Je suis venu en Chine en 1996 pour la première fois pour faire un stage dans le cadre de mes études en école de commerce. J’ai passé trois mois à Pékin où j’ai été extrêmement surpris par l’optimisme et le dynamisme de ce pays. J’ai ensuite arrêté mon école pendant un an pour étudier le chinois entre 1997 et 1998 et fait successivement mes deux derniers stages dans le pays. En 2000, avec mon cousin Falk van Gaver, nous décidons de continuer l’aventure. Diplômé, je me suis installé dans le Yunnan où j’étais fixeur pour une agence de presse, Gamma. La plupart de mes sujets trouvaient un intérêt dans la région. J’avais trouvé que Pékin avait perdu de son intérêt et de son charme, notamment après avoir reçu l’approbation de devenir une ville olympique et par cela devenir une mégalopole internationale et tous les méfaits que cela apporte.

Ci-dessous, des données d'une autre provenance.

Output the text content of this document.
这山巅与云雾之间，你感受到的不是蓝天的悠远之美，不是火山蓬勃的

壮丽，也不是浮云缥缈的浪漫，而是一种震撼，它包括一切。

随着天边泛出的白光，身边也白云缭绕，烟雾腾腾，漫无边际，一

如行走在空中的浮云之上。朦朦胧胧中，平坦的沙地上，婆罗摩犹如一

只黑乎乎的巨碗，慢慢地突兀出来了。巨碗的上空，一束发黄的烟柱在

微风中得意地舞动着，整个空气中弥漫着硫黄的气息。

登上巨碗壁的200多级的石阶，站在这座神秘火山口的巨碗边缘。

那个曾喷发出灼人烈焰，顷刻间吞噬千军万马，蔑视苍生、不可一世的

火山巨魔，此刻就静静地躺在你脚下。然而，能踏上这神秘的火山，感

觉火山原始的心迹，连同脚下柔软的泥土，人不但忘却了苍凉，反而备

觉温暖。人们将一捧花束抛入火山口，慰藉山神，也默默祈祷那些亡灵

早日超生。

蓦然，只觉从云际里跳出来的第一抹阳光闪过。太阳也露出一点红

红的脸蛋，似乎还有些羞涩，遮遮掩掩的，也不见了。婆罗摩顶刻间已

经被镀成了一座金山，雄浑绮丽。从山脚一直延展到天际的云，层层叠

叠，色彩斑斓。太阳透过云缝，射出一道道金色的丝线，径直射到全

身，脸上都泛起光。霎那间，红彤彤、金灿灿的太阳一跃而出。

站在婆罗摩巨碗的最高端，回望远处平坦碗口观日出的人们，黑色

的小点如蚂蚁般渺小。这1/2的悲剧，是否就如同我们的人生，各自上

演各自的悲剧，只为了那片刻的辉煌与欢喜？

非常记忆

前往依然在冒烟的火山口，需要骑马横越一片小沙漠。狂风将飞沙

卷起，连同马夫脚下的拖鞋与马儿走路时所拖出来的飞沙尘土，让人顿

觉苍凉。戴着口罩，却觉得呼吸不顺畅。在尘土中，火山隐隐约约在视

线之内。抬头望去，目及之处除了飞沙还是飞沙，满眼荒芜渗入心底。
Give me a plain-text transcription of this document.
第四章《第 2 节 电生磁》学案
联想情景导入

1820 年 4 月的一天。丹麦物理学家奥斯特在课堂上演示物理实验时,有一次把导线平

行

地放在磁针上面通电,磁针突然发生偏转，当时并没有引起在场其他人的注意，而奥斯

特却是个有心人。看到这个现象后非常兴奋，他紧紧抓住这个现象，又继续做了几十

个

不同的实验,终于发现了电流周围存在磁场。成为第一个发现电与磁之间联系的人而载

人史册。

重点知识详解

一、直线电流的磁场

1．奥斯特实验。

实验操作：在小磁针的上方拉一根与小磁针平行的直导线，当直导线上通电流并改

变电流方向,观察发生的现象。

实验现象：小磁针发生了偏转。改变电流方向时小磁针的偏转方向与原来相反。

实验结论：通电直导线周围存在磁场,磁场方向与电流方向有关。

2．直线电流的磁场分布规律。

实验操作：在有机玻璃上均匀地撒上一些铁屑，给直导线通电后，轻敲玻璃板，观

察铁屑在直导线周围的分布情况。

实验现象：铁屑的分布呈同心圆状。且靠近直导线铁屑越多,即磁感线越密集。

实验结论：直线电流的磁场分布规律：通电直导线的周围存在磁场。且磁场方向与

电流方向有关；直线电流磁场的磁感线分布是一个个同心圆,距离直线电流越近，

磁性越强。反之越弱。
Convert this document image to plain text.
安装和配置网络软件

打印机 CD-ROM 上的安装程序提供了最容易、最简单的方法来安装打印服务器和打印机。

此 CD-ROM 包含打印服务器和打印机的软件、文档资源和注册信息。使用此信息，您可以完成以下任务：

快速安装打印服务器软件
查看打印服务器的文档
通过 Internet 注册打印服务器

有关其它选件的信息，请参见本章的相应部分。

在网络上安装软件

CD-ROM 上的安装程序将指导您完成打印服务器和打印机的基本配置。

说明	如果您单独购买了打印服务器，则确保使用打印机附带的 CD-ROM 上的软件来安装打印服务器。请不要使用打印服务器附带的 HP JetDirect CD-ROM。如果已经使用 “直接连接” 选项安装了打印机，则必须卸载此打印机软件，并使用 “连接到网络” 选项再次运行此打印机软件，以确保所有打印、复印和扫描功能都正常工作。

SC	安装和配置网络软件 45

C’était votre première incursion, un premier vrai voyage ?

J’avais eu quelques expériences dans certains pays d’Europe de l’Est, mais la Chine a été le pays dans lequel j’ai passé le plus de temps. Je n’avais au départ aucune volonté d’habiter ici. J’y suis depuis plus de quinze ans. Il faut donc se méfier des à priori.

Qu’est-ce qui vous fait rester ici ?

Je me suis beaucoup investi dans ce métier de photojournaliste et d’écrivain et noué des liens très forts avec des ethnies, et rencontré des amis. Et puis il y a eu cette splendide région du Yunnan. Depuis quelques années, je n’étais plus un voyageur léger. J’ai tendance à accumuler et du coup je m’enracine très facilement. C’est un problème, mais aussi, je crois, une qualité. Je me suis implanté pendant cinq ans à Kunming, là j’en avais marre de vivre dans une ville qui prenait un essor assez considérable et j’ai eu l’opportunité de partir deux ans au lac Lugu, un territoire en frontière avec le Tibet. Je n’étais pas encore chez moi et j’ai eu envie de créer ma propre entreprise, un peu épuisé par ce métier d’écrivain, de journaliste et de vidéaste. J’en avais assez d’être spectateur et non pas acteur, avec une tendance à juger les choses sans proposer de réponses. Après trois années d’absence et de retour en France pour préparer ce projet, je me suis implanté à Shangri La pour démarrer la mission Liotard.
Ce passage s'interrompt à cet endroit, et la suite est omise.